一つ目小僧とか醜い神とか、日本の他の地域にもあるそうですが、板倉・松田の場合疱瘡神が関係しているのではないかと推測します。民俗学は考古学のように推理の世界です。

種痘が普及する前、疱瘡は死亡率20%から50%という恐ろしい伝染病でした。治っても顔に醜いあばたが残ったり、目がつぶれたりします。おそらく、この板倉や松田にもそういう病で醜女になった女の子いたでしょうね。人々はかわいそうだから「見るな、見るな」と目を背けるのが習慣になって、一種の禁忌(タブー)となっていったのかもしれません。人々の疱瘡に対する恐れが、出雲から帰った疱瘡神は醜く、一つ目というイメージを作り出したのかもしれません。

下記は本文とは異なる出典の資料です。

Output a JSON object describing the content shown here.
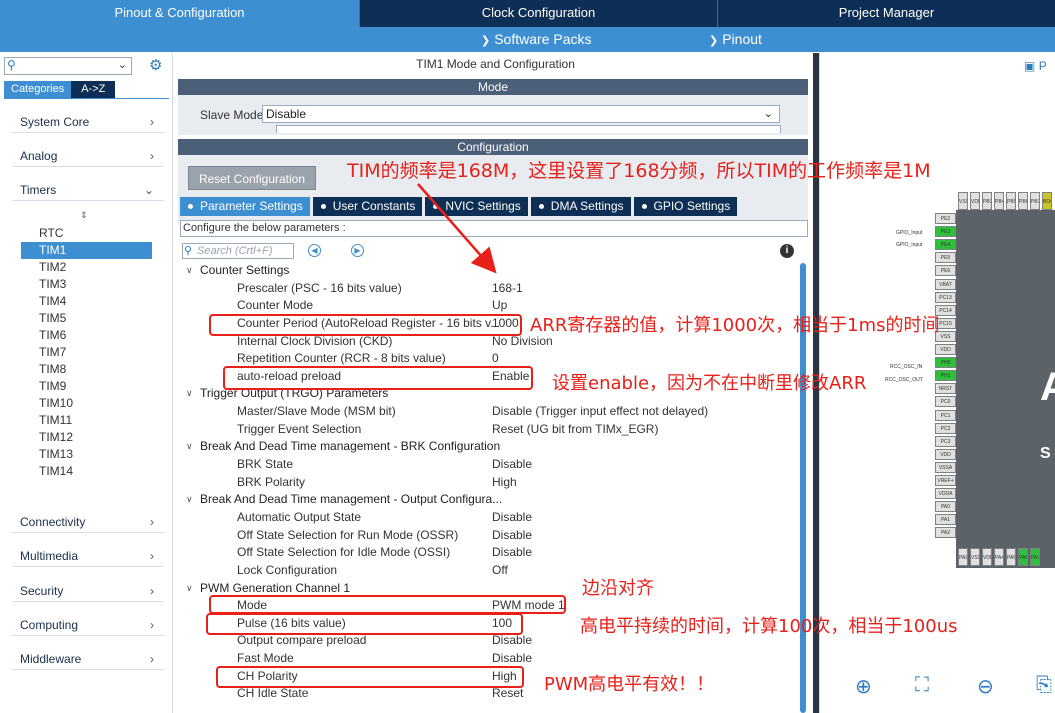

また、アラミサキと言って、この地区ではおかえり様から12日間、山仕事、畑仕事、針仕事も一切しないというしてはならない籠もりの習慣があったそうです。これも禁忌です。何故、禁忌があるのか?

おかえり様は、単に出雲から帰ったを出迎える儀礼でなく、稲を実らせてくれた田の神、作の神を山に帰らせて休ませてあげる儀礼だとする説もあります。休閑地というのがありますね。田や畑も休ませてあげないと土がやせてしまいます。田畑をこき使うことを禁じたタブーと関係しているのかもしれません。ですから、帰ってきた神様は荒ぶる神で祟りをなす。

人間、ワガママで勝手なものですから、何やっても構わないと思っている人もいるようです。科学的合理主義者とか唯物論者とか怖いですね。自然との調和、畏敬の念、感謝を忘れて人間、幸せになれないと思うのですが、いかがでしょうか?

地元の民俗をちょっと振りかえってみただけで、日本人の縄文時代から続く精神史に繋がる思いがして、大変興味が湧きました。(完)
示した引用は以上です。